Read the fine print carefully.
Since the dealer wants to get rid of the car, you might think they’d give you a good financing deal in order to profit from the sale itself. While this may be the case, consider that the dealership’s finance manager’s sole purpose is to see to it that you walk out of that dealership with the highest monthly payment possible. This person will be presented to you as someone who will arrange a car loan for you at the lowest rate possible. They are not looking out for your well-being. Even if you’re paying cash or arranging your own financing, you still have to sit down with the finance manager because he’s the one who does the paperwork and title papers associated with your purchase.
If you are paying cash or have arranged your own financing, the finance manager will still try to talk you out of it by telling you all the so-called advantages of letting him arrange the car loan for you. He’ll use computer programs and charts designed to convince you.
Why? Because the dealership and, consequently, the finance manager, who works on a commission, have a very lucrative department. It’s called financing.
Auto dealers profit in four ways:
- The financing itself. The banks will pay a certain percentage of the amount financed to the dealership. The higher the interest rate the dealer can talk you into, the higher the commission.
- Extended warranties. There are many different warranty companies and many different levels of coverage available. Most dealers mark up the price anywhere from $400 to $2,000.
- Credit Insurance. Dealers earn about 50 percent of the insurance premium on your coverage.
- The finance manager will try to sell you a variety of products. Everything from rustproofing and paint sealant to window etching and alarm systems. All these items will carry a huge markup.
Finance any of these items into your loan and your monthly payment goes up. It’s like the car dealer gets a double commission when you finance your car, warranty, and insurance coverage with them.
Is there a way around auto dealer loans?
Sure. Arrange your financing before going to the dealer. Surveys show that credit unions offer the best auto loan rates of any financial institution, and, if you’re a United Texas CU member, then you’re already way ahead of the game. Contact us or apply for a loan online. Once you’ve been approved, you can shop with peace of mind. If you’ve already financed a vehicle purchase with a car dealership, still contact us or complete an online loan application.

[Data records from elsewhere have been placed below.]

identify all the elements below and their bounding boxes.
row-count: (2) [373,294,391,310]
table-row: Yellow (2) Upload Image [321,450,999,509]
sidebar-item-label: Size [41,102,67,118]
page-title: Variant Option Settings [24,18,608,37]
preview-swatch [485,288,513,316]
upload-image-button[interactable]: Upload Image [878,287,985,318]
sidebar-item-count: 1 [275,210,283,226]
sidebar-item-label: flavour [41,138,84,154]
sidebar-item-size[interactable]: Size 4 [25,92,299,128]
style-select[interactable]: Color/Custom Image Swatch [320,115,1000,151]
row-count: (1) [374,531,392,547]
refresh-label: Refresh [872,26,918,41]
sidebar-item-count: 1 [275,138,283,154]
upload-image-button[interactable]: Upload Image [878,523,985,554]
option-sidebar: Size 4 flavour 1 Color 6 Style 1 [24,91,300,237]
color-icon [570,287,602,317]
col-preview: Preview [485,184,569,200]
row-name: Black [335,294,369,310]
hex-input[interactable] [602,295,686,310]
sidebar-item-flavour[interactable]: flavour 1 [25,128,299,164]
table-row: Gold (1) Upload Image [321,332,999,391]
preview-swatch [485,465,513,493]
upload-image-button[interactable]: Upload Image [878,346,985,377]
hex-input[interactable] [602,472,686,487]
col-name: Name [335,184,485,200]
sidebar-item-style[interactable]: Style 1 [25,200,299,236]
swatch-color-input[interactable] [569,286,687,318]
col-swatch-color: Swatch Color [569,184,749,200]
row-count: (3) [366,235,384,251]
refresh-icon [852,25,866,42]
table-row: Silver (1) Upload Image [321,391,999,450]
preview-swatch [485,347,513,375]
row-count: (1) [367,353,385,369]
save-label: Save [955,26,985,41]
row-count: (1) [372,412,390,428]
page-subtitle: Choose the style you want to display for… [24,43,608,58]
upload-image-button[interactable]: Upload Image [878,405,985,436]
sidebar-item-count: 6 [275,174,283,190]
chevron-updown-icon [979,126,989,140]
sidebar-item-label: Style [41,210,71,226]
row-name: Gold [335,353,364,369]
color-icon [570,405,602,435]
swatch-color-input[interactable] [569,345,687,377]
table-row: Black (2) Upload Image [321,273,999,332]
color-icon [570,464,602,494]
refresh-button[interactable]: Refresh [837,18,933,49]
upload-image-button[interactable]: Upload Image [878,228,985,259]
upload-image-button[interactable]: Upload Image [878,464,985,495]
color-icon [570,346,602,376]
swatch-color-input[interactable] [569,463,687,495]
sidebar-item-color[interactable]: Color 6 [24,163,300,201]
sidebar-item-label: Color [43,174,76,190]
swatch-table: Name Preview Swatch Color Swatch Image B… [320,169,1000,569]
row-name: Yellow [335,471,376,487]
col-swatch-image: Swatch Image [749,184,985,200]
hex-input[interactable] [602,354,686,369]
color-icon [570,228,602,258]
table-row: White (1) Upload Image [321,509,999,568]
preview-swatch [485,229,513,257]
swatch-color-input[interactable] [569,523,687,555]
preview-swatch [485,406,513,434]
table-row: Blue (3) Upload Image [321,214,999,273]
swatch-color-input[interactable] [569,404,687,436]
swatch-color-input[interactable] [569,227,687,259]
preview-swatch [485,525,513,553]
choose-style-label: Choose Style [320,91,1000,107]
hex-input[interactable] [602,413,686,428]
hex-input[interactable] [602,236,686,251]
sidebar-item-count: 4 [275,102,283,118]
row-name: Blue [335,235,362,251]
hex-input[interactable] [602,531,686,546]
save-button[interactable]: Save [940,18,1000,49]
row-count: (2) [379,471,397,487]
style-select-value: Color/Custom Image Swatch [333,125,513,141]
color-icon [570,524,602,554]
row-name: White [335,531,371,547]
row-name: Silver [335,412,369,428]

Chances are, we can save you money on the loan as well as any additional products you’ve purchased through the dealer.
NEVER negotiate a car deal based on payment. If the salesperson asks you what payment you’d like to have, then tell him or her not to worry about the payment. You want to negotiate a price on the car. A payment that sounds too good could actually mean a longer loan term and higher interest rate.
When negotiating a car deal, don’t let the salesperson know that you have your own financing in place. If you tell your salesperson up front that you have already arranged financing and he relays this information to the sales manager, then they might make the decision to hold out for more profit on the car deal thinking that they’re not going to make anything on the loan.